Document Type

Article

Publication Date

12-1-2025

Abstract

Silicon, earth’s second most abundant element, cycles via biogeochemical processes in terrestrial and oceanic environments. The marine sediment-water interface is thought to divide biological-dominated (water) from abiotic-dominated (sediment) silica cycling processes. Studies indicate marine extremophile bacteria induce silica precipitation, but the quantitative importance of microorganisms in broader sediment silica cycling remains unexplored. We hypothesize that microorganisms significantly influence sediment silica cycling, challenging the prevailing divide of microbial importance.

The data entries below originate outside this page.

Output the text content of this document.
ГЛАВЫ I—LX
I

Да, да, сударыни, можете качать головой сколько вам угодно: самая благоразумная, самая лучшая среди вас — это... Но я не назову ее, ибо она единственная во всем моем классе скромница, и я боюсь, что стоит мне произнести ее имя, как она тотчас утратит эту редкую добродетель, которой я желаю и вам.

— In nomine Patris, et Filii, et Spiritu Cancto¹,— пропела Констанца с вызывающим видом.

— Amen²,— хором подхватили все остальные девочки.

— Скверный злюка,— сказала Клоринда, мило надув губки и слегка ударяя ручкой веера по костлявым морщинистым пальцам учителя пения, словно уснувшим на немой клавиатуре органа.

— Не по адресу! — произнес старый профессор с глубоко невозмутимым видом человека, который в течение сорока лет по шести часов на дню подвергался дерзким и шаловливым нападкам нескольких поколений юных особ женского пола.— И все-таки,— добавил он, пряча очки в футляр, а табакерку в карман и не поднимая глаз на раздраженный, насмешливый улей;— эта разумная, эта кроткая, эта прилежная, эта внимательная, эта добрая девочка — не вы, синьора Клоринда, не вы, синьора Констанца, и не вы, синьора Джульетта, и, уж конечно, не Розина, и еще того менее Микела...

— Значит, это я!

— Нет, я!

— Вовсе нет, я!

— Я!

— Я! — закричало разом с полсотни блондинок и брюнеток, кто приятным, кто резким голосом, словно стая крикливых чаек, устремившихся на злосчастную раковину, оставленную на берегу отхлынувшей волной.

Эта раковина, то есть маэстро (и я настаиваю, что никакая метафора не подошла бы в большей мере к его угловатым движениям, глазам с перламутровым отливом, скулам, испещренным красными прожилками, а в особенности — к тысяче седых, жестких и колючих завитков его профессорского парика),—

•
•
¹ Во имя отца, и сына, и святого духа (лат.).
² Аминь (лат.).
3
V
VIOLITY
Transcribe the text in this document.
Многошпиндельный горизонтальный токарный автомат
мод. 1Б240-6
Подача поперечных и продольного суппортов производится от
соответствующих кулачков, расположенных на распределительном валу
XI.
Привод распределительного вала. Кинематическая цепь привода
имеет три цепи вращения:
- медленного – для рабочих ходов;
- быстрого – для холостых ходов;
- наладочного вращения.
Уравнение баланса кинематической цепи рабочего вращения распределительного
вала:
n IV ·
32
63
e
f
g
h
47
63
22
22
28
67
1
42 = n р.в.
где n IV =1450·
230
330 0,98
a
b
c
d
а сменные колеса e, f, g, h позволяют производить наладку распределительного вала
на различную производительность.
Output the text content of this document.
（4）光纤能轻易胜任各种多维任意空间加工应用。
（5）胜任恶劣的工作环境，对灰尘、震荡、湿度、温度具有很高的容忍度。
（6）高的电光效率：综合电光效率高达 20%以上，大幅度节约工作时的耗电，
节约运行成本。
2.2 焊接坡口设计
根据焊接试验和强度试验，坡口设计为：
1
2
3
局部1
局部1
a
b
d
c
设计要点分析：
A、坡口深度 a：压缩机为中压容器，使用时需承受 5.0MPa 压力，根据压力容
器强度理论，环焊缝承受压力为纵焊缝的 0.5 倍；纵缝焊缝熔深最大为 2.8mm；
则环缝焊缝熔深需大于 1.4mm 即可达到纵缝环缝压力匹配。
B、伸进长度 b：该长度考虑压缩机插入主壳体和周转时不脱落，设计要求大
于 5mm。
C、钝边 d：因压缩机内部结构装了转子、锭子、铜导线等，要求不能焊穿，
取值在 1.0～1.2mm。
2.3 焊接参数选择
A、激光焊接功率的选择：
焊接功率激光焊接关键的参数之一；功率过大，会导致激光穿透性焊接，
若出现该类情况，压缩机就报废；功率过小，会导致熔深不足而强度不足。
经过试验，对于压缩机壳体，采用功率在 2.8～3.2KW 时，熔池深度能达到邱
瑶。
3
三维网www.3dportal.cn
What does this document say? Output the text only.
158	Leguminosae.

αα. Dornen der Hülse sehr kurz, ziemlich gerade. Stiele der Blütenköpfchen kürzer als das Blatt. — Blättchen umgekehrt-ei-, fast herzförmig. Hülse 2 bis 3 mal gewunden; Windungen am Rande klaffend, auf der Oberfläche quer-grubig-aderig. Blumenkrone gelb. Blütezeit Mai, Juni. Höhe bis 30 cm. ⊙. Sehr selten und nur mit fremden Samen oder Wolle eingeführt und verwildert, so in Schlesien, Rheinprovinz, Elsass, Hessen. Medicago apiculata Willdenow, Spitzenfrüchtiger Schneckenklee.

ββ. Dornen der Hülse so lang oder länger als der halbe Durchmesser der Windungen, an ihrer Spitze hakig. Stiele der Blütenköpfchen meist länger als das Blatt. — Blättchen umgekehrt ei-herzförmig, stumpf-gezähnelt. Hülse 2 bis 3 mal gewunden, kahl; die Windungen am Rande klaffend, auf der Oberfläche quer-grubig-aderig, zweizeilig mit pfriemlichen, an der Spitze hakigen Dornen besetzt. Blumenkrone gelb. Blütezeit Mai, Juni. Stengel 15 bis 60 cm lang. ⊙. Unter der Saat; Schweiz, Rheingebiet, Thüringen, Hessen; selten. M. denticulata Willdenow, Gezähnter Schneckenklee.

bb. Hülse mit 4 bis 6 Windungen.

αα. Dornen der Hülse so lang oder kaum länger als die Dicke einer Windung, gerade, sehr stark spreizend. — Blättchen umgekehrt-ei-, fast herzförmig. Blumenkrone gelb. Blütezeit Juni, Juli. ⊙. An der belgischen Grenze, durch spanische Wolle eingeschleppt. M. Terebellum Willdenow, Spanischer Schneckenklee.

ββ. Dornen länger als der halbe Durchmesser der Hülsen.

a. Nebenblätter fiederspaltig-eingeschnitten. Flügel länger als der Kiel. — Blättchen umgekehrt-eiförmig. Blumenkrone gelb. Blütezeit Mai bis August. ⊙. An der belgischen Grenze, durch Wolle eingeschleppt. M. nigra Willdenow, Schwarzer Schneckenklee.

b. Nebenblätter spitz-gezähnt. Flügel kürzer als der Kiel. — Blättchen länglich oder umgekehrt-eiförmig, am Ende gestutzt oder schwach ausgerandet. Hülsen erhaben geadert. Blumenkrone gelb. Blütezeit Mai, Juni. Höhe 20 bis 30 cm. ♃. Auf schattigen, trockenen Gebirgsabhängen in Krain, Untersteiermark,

Within hours, sediment microbes expedited silica sequestration through rapid coupled dissolution/reprecipitation processes in marine deltaic sediment experiments. Using radiotracer silicon-32, we reveal that microbial mediation enhanced silica uptake, surpassing abiotic uptake by 3.6-fold in dilute suspensions (silica < 100 μM) and 3.4-fold in surface sediment porewater simulations. We assert that microorganisms drive significant diagenetic silica cycling rates, facilitating authigenic silica precipitation through previously reported mechanisms from microscopy analysis. This unifies the critical role of microorganisms in Si cycling to both marine pelagic waters and surface sediments.